In Foren sehen viele potenzielle User/Kunden gar nicht rein bzw. erst viel später  In den Printmagazinen kommen die Kühler ja meistens sehr gut weg und das zählt in erster Linie für den Verkauf. Über solche Threads wie diesen hier lächeln die Inno Leute sicher nur gelangweilt


----------



## der8auer (20. November 2008)

Schon.

Ich habe mir auch erst vor 2 Wochen die Kühler von Watercool für die 8800GTS G92 gekauft. Weils einfach billiger ist und die Leistung sowieso ähnlich ist. 2°C Hin oder her ist bei der Grafikkarte ja völlig egal.
Ich wollte damit nur sagen, dass Innovatek Produkte nicht grundlegend schlecht sind. Und wie du bereits gesagt hast. Wieso sollten sie ihre Produkte billiger verkaufen?


----------



## HESmelaugh (20. November 2008)

Ich denke auch nicht, dass Inno Produkte grundsätzlich schlecht sind und wollte auch nicht sowas andeuten. Nur, wenn ich kurz nen Blick auf GraKa-Kühler werfe, sind die von Inno oft mit Abstand die teuersten. Im Zeitalter des Internet, wo per Suchmaschine locker mehrere Shops mit mehreren verschiedenen Modellen im Angebot gefunden sind (auch für einen Laien - muss nur wissen, wie seine GraKa heisst), verwundert mich, dass offenbar viele zum teureren Produkt greifen.

Aber was solls. Ich muss das ja nicht kaufen.


----------



## B4umkuch3n (20. November 2008)

HESmelaugh schrieb:


> verwundert mich, dass offenbar viele zum teureren Produkt greifen.
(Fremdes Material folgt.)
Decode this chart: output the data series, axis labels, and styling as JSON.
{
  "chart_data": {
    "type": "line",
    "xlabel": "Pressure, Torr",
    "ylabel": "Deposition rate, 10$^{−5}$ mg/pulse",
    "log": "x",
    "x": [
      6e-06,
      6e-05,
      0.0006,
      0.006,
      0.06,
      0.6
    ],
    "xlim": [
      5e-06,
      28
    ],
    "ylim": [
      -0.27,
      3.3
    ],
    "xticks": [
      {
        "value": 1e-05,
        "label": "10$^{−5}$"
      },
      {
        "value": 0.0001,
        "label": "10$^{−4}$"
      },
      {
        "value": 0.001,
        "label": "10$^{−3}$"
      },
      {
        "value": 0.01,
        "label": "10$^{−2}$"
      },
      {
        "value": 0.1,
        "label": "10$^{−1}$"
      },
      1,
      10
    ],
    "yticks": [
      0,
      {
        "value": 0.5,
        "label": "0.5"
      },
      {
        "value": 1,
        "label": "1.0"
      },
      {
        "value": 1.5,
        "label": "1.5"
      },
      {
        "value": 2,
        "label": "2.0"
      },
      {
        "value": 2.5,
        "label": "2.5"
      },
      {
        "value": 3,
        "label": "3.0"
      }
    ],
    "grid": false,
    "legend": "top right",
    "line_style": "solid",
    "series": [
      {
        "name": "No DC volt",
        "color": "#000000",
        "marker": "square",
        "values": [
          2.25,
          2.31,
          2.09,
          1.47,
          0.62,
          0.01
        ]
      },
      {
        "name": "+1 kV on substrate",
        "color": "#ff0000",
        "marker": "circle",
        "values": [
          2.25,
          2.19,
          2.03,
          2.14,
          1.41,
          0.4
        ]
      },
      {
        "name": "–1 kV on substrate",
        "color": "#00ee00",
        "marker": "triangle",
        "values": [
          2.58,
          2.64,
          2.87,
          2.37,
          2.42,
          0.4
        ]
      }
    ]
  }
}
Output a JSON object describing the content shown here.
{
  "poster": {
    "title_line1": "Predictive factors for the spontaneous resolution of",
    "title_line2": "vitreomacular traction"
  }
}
ich denke das liegt daran das sie wenn sie nicht viel ahnung von sowas haben teuer sehr schnell auch mit gut in verbindung bringen


----------



## Madz (22. November 2008)

Mail jetzt auch bei Innovatek im Forum:

Innovatek OS GmbH - FORUM • Thema anzeigen - Kritische Mail an innovatek....


----------



## Amigo (23. November 2008)

Der Thread im Inno-Forum ist ja weg? 
Schade eigentlich, war ganz amüsant zu lesen...


----------



## Madz (23. November 2008)

Die haben den wieder ins OT verschoben, nur für registrierte Leser.


----------



## Pokerclock (23. November 2008)

Madz schrieb:


> Die haben den wieder ins OT verschoben, nur für registrierte Leser.



Auch eine Methode sich vor Kritik zu schützen. Die Leserschaft beschränken. Spricht nicht unbedingt für das Unternehmen/Forum.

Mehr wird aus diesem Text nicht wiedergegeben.